Einde inhoudsopgave
Wet medewerking verdedigingsvoorbereiding
Artikel 3
Geldend
Geldend vanaf 01-07-1939
- Bronpublicatie:
24-06-1939, Stb. 1939, 630 (uitgifte: 30-06-1939, kamerstukken: 267 )
- Inwerkingtreding
01-07-1939
- Bronpublicatie inwerkingtreding:
24-06-1939, Stb. 1939, 630 (uitgifte: 30-06-1939, kamerstukken: 267 )

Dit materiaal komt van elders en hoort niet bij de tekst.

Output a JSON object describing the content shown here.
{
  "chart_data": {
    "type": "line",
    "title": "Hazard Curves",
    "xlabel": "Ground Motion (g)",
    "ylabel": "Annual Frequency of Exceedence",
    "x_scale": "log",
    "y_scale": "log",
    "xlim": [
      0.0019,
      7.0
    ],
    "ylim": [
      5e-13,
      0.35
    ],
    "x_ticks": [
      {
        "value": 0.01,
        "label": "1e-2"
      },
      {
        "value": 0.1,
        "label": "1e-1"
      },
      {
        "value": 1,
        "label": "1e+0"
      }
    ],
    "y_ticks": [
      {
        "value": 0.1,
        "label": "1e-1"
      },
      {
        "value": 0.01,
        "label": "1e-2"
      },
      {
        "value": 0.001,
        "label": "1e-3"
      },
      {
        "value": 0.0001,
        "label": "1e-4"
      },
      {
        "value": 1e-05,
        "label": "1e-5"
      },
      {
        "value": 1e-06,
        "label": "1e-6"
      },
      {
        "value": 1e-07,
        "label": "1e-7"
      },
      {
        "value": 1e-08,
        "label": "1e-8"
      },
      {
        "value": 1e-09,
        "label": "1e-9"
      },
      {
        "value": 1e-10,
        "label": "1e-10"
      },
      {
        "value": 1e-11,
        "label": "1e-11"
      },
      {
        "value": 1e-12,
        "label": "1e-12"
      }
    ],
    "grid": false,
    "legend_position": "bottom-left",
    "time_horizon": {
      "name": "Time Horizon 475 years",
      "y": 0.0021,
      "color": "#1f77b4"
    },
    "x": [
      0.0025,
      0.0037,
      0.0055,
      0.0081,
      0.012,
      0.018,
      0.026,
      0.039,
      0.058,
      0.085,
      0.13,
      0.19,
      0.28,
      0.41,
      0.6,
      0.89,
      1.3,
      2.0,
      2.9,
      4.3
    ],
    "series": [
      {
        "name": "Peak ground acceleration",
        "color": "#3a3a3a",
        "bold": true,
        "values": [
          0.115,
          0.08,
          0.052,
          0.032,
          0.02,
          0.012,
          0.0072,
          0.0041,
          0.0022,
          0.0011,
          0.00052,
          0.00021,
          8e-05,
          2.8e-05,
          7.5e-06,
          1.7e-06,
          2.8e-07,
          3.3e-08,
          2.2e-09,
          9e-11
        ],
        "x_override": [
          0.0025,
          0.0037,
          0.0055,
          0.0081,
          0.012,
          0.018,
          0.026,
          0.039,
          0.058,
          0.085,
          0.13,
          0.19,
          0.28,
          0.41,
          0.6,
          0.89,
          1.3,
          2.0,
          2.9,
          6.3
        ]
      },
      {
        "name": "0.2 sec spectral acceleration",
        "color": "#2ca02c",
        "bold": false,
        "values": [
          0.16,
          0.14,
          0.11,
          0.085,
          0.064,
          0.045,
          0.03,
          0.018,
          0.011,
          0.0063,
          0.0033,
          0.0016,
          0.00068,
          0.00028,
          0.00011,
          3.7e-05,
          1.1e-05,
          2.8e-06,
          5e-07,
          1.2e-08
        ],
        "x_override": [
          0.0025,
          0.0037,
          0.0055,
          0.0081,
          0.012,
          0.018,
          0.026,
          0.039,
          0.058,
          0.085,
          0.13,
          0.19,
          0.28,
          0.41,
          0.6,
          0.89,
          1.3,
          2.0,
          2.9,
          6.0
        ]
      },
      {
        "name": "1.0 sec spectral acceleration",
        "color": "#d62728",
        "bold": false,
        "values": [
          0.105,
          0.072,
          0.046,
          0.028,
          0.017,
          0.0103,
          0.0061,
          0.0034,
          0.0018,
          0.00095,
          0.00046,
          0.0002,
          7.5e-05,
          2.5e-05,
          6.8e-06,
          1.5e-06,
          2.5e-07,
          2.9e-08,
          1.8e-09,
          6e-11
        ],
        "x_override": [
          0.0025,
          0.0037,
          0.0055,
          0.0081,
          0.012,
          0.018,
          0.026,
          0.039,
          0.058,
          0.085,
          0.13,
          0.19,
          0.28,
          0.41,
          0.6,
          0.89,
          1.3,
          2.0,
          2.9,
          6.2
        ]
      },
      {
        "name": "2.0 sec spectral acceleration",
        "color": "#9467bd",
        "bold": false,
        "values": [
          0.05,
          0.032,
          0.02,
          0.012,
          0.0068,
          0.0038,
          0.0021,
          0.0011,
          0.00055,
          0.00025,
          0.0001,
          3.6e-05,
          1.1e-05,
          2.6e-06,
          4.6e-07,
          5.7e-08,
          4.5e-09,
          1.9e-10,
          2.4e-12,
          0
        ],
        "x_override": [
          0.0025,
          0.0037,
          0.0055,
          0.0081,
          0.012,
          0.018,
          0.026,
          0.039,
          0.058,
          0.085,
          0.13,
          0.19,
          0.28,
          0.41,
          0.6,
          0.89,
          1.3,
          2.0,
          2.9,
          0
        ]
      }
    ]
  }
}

- Overige regelgevende instantie(s)
Ministerie van Financiën
Ministerie van Defensie
- Vakgebied(en)
Openbare orde en veiligheid / Bijzondere onderwerpen
1.
Alvorens tot een vordering, als bedoeld in artikel 2, wordt besloten, zal Onze daartoe aangewezen Minister overleg plegen met den betrokken persoon of het betrokken lichaam.
2.
Wanneer zoodanig overleg zou moeten plaats hebben met een groep van personen of lichamen, die eenzelfde beroep, bedrijf of werkzaamheid uitoefenen of bij wie met betrekking tot de te vorderen medewerking overeenkomstige belangen aanwezig zijn, kan de Minister het overleg plegen met enkele dier personen of lichamen, door hem aan te wijzen. De aanwijzing geschiedt bij voorkeur, nadat de beroeps- of bedrijfsorganisaties der betrokkenen terzake zijn gehoord.